Must we eliminate city roads to ensure the safety of those who cross them?

(Steve Griffin | The Salt Lake Tribune) Law enforcement officers from several agencies increase their presence in the Rio Grand homeless area in Salt Lake City Monday August 14, 2017.

Throughout the 1990s, street drugs were bought and sold in a triangular area of downtown Salt Lake City between the sidewalks of a dive bar, coffee shop and nightclub: the Shamrock Lounge on 200 South (razed), Bandaloops (now PF Chang’s), and the Zephyr Club on West Temple and Broadway (dilapidated after 14 years of vacancy). 

Back then, you couldn’t hit a shadow between the three landmarks without being solicited by a mouthful of colored balloons filled with cocaine or heroin. Westward, the streets were empty and the shelters full. Overflow camped at Pioneer Park. Violent crimes were committed by violent people. 

I lived in a studio apartment on Wayne Court, immediately east of the Greek Orthodox Church, and watched as successful drug deals took place on foot, often times in front of the Neo-Byzantine architecture of Holy Trinity Cathedral. Buyers from the Avenues, University District, Sugarhouse and further-reaching suburbs were routinely busted for circling the neighborhood. 

Gradually, a combination of law enforcement, gentrification and the kind of community self-governance that insists upon the marginalization of drugs pushed the trade further west. Which brings us to where we are now. 

On Aug. 31, Salt Lake City Mayor Jackie Biskupski and Utah House Speaker Greg Hughes communicated their intention to “temporarily” block vehicular traffic on Rio Grande Street between the Road Home and Catholic Services Center in anticipation of a complete public closure. Concrete barriers appeared the next day. A “safe space” for the homeless. 

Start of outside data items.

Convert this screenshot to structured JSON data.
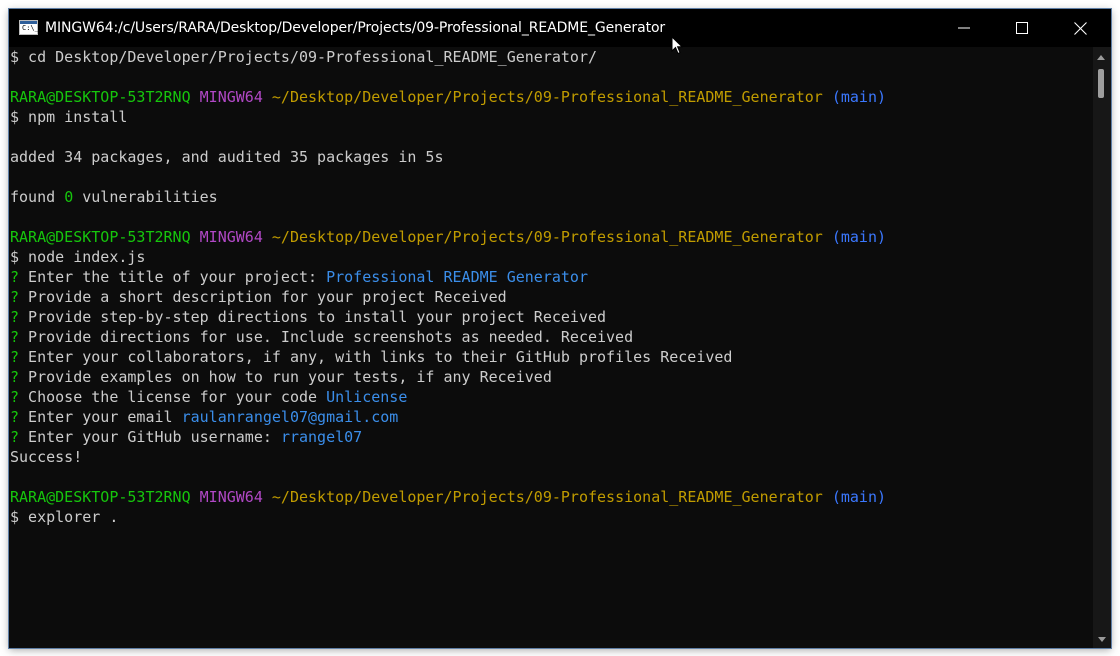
{
  "window": {
    "title": "MINGW64:/c/Users/RARA/Desktop/Developer/Projects/09-Professional_README_Generator",
    "icon_label": "C:\\_"
  },
  "colors": {
    "background": "#0c0c0c",
    "text": "#cccccc",
    "prompt_user": "#16c60c",
    "prompt_env": "#b148c6",
    "prompt_path": "#c19c00",
    "branch": "#3b78ff",
    "answer": "#3b8eea",
    "question_mark": "#16c60c"
  },
  "terminal": {
    "lines": [
      [
        {
          "t": "$ cd Desktop/Developer/Projects/09-Professional_README_Generator/",
          "c": "white"
        }
      ],
      [],
      [
        {
          "t": "RARA@DESKTOP-53T2RNQ",
          "c": "green"
        },
        {
          "t": " ",
          "c": "white"
        },
        {
          "t": "MINGW64",
          "c": "purple"
        },
        {
          "t": " ",
          "c": "white"
        },
        {
          "t": "~/Desktop/Developer/Projects/09-Professional_README_Generator",
          "c": "yellow"
        },
        {
          "t": " ",
          "c": "white"
        },
        {
          "t": "(main)",
          "c": "cyan"
        }
      ],
      [
        {
          "t": "$ npm install",
          "c": "white"
        }
      ],
      [],
      [
        {
          "t": "added 34 packages, and audited 35 packages in 5s",
          "c": "white"
        }
      ],
      [],
      [
        {
          "t": "found ",
          "c": "white"
        },
        {
          "t": "0",
          "c": "green"
        },
        {
          "t": " vulnerabilities",
          "c": "white"
        }
      ],
      [],
      [
        {
          "t": "RARA@DESKTOP-53T2RNQ",
          "c": "green"
        },
        {
          "t": " ",
          "c": "white"
        },
        {
          "t": "MINGW64",
          "c": "purple"
        },
        {
          "t": " ",
          "c": "white"
        },
        {
          "t": "~/Desktop/Developer/Projects/09-Professional_README_Generator",
          "c": "yellow"
        },
        {
          "t": " ",
          "c": "white"
        },
        {
          "t": "(main)",
          "c": "cyan"
        }
      ],
      [
        {
          "t": "$ node index.js",
          "c": "white"
        }
      ],
      [
        {
          "t": "?",
          "c": "green"
        },
        {
          "t": " Enter the title of your project: ",
          "c": "white"
        },
        {
          "t": "Professional README Generator",
          "c": "blue"
        }
      ],
      [
        {
          "t": "?",
          "c": "green"
        },
        {
          "t": " Provide a short description for your project Received",
          "c": "white"
        }
      ],
      [
        {
          "t": "?",
          "c": "green"
        },
        {
          "t": " Provide step-by-step directions to install your project Received",
          "c": "white"
        }
      ],
      [
        {
          "t": "?",
          "c": "green"
        },
        {
          "t": " Provide directions for use. Include screenshots as needed. Received",
          "c": "white"
        }
      ],
      [
        {
          "t": "?",
          "c": "green"
        },
        {
          "t": " Enter your collaborators, if any, with links to their GitHub profiles Received",
          "c": "white"
        }
      ],
      [
        {
          "t": "?",
          "c": "green"
        },
        {
          "t": " Provide examples on how to run your tests, if any Received",
          "c": "white"
        }
      ],
      [
        {
          "t": "?",
          "c": "green"
        },
        {
          "t": " Choose the license for your code ",
          "c": "white"
        },
        {
          "t": "Unlicense",
          "c": "blue"
        }
      ],
      [
        {
          "t": "?",
          "c": "green"
        },
        {
          "t": " Enter your email ",
          "c": "white"
        },
        {
          "t": "raulanrangel07@gmail.com",
          "c": "blue"
        }
      ],
      [
        {
          "t": "?",
          "c": "green"
        },
        {
          "t": " Enter your GitHub username: ",
          "c": "white"
        },
        {
          "t": "rrangel07",
          "c": "blue"
        }
      ],
      [
        {
          "t": "Success!",
          "c": "white"
        }
      ],
      [],
      [
        {
          "t": "RARA@DESKTOP-53T2RNQ",
          "c": "green"
        },
        {
          "t": " ",
          "c": "white"
        },
        {
          "t": "MINGW64",
          "c": "purple"
        },
        {
          "t": " ",
          "c": "white"
        },
        {
          "t": "~/Desktop/Developer/Projects/09-Professional_README_Generator",
          "c": "yellow"
        },
        {
          "t": " ",
          "c": "white"
        },
        {
          "t": "(main)",
          "c": "cyan"
        }
      ],
      [
        {
          "t": "$ explorer .",
          "c": "white"
        }
      ]
    ]
  },
  "controls": {
    "minimize_icon": "minimize-icon",
    "maximize_icon": "maximize-icon",
    "close_icon": "close-icon"
  }
}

Why this rush to finalize indemnification for Salt Lake City on a two-year lease to the state of Utah? Because, says Hughes, “We owe it to public safety to have an area that truly is safe.”

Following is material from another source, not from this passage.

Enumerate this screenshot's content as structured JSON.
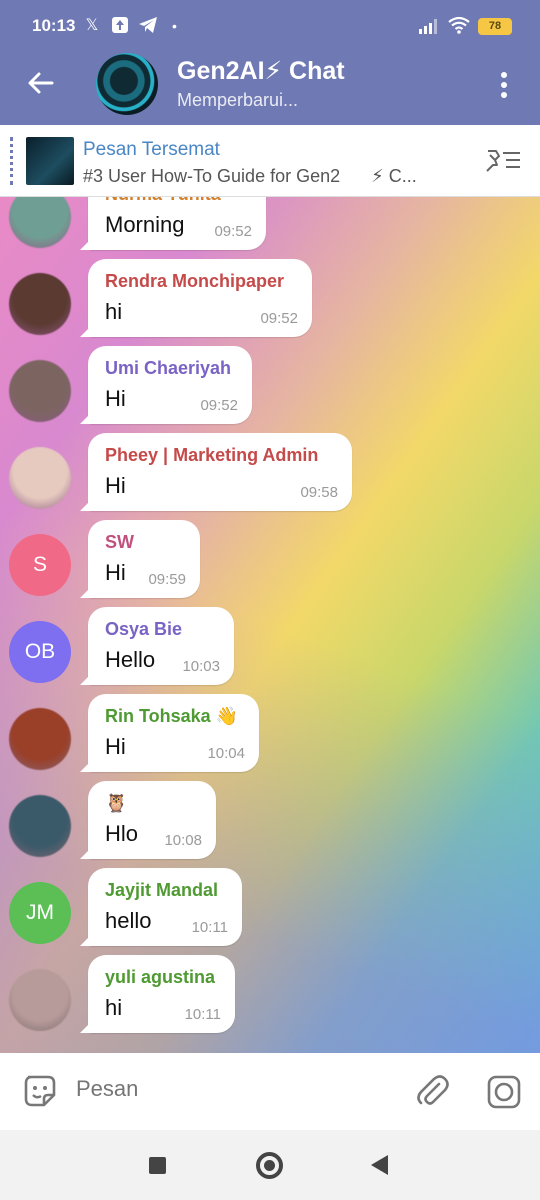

Are we to believe that our solution to drugs and crime hinges on the “integral” closure of this single segment of road? 

Undoubtedly, a cordon, identification requirements and drug sniffing dogs (all are in play) will deter narcotics on the segment of street in question. But we already have walls, German Shepherds, rule of law. Must we eliminate city roads to ensure the safety of those who cross them? 

Hughes describes the creation of an environment where, “You’re not going to relapse back into drug addiction because you’re going to be asked 300 times if you want drugs.” 

Without trying to be academic, this statement represents a fundamental misunderstanding. Addiction is not a condition that one relapses into. Rather, as a setback to the recovery process, relapse is an aspect of addiction. 

My opposition to this road closure is based upon a resistance to walls as answers to problems. To date, our politicians have driven Operation Rio Grande with a rhetoric of incessant fearmongering and the conflation of homelessness and drugs, complex and independent but intersecting issues. 

My father reminds me that, in 1971, our “war on cancer” began when President Nixon signed the National Cancer Act. Interestingly, the phrase “war on drugs” entered public parlance the same year. More than 45 years later, we address cancer with a language of prevention, treatment and management, but continue a bellicose war on drugs that criminalizes addiction and marginalizes the homeless, both in the name of public safety.  

Hughes complains that we can’t tell the difference between “drug lords” and people without homes. A wall will do nothing more than help us distinguish those it sequesters from others who will continue to sell drugs on the public side of it. 

Calvin Jolley, father of two daughters, lives and writes in downtown Salt Lake City.